Estaba recibiendo la más dulce de las caricias sin tan siquiera saber quién me
lo estaba haciendo, pero no me importaba porque me gustaba y disfrutaba de ello.
De pronto noté cómo uno de sus dedos se introducía suavemente dentro de mi
vagina, y fue cuando me puse a cuatro patas para disfrutar más del momento. Esta
vez si soltó su mano de mi espalda y me dejó adoptar esa postura. En la posición
ya descrita mis pezones rozaban ligeramente la arena y eso me ponía más a tono y
me hacía abrir cada vez más las piernas.
Comencé a moverme de placer y cuanto más me movía, más movía su dedo dentro de
mí. Llegó a meterme hasta tres dedos.
Yo jadeaba de placer, y no me importaba que a nos 100 metros hubiese otra pareja
y viese lo que a mí me hacían.
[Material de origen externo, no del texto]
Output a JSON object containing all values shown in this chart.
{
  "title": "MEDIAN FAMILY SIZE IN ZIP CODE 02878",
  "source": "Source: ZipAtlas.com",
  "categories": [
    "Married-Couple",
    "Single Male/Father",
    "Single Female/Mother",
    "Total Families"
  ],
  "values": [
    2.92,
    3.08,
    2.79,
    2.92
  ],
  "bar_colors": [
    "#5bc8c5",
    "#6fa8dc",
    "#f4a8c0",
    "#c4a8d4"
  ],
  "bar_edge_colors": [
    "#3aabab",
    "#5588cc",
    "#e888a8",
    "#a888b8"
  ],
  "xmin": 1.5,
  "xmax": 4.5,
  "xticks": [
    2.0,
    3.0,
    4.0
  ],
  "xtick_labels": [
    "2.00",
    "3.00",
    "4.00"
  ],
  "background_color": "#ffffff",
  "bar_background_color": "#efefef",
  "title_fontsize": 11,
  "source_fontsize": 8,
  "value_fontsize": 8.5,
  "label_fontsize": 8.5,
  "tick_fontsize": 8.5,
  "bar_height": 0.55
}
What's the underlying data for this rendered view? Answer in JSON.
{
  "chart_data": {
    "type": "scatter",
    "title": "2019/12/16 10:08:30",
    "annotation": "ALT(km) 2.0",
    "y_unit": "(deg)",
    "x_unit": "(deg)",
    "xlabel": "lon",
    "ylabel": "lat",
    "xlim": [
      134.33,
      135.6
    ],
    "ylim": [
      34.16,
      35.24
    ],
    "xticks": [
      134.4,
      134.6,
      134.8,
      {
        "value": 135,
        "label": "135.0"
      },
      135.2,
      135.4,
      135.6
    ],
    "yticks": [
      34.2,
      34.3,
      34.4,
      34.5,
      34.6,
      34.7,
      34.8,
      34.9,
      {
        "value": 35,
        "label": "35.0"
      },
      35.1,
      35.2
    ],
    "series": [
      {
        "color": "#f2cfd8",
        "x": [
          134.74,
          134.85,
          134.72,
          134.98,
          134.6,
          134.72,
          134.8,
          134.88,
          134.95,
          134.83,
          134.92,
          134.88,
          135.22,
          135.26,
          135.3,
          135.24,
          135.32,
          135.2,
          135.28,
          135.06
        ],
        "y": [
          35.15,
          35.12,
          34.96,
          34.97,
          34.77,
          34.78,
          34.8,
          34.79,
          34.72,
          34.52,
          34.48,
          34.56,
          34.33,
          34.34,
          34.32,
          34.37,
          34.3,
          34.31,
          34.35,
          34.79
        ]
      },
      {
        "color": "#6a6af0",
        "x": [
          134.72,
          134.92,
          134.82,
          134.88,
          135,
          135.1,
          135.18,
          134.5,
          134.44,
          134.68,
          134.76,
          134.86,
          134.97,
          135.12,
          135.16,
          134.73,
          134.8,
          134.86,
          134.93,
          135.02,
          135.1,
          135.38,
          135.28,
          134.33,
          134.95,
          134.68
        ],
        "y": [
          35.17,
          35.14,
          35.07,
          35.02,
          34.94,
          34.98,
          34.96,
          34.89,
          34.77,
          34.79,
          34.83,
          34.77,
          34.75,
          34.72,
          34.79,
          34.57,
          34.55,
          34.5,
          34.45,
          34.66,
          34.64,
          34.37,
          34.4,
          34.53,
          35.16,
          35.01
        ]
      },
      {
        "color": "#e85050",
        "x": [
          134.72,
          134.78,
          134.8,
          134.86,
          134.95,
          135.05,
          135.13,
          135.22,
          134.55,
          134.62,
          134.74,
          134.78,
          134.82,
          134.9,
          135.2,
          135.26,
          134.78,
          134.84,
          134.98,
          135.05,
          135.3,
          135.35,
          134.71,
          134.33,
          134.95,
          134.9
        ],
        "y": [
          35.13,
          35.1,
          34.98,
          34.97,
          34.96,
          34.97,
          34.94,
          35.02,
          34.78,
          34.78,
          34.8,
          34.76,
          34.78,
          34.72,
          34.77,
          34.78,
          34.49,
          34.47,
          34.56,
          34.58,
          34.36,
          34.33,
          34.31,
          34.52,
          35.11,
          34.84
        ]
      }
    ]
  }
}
De pronto sentí como su lengua se comía todo mi
coño de delante hacia detrás a la misma vez que su dedo meñique se metía en mi
culo.
Me sentía llena de placer y me gustaba cada vez más y más, mientras me movia
jadeante. Me comía como nade me lo había hecho jamás. Le deba pequeños
mordisquitos a mis labios y a mi clítoris y me gustaba. Me gustaba demasiado
para parar.
Llegué al orgasmo y luego me corrí suavemente en mi interior, y cuando pensaba
que me podía girar para ver quien era, noté su gruesa poya (o polla) dentro de
mí. Fue el no va más.
Comenzó a follarme con intensidad, como si hubiese tiempo que no lo hacía. Me
tocaba las tetas con intensidad y tiraba fuertemente de mis pezones; me dolía en
exceso, pero me exitaba y me volvía loca de placer. Cada vez su poya se metía
con más fuerza dentro de mí. Yo ya no gemía, sino gritaba de puro placer.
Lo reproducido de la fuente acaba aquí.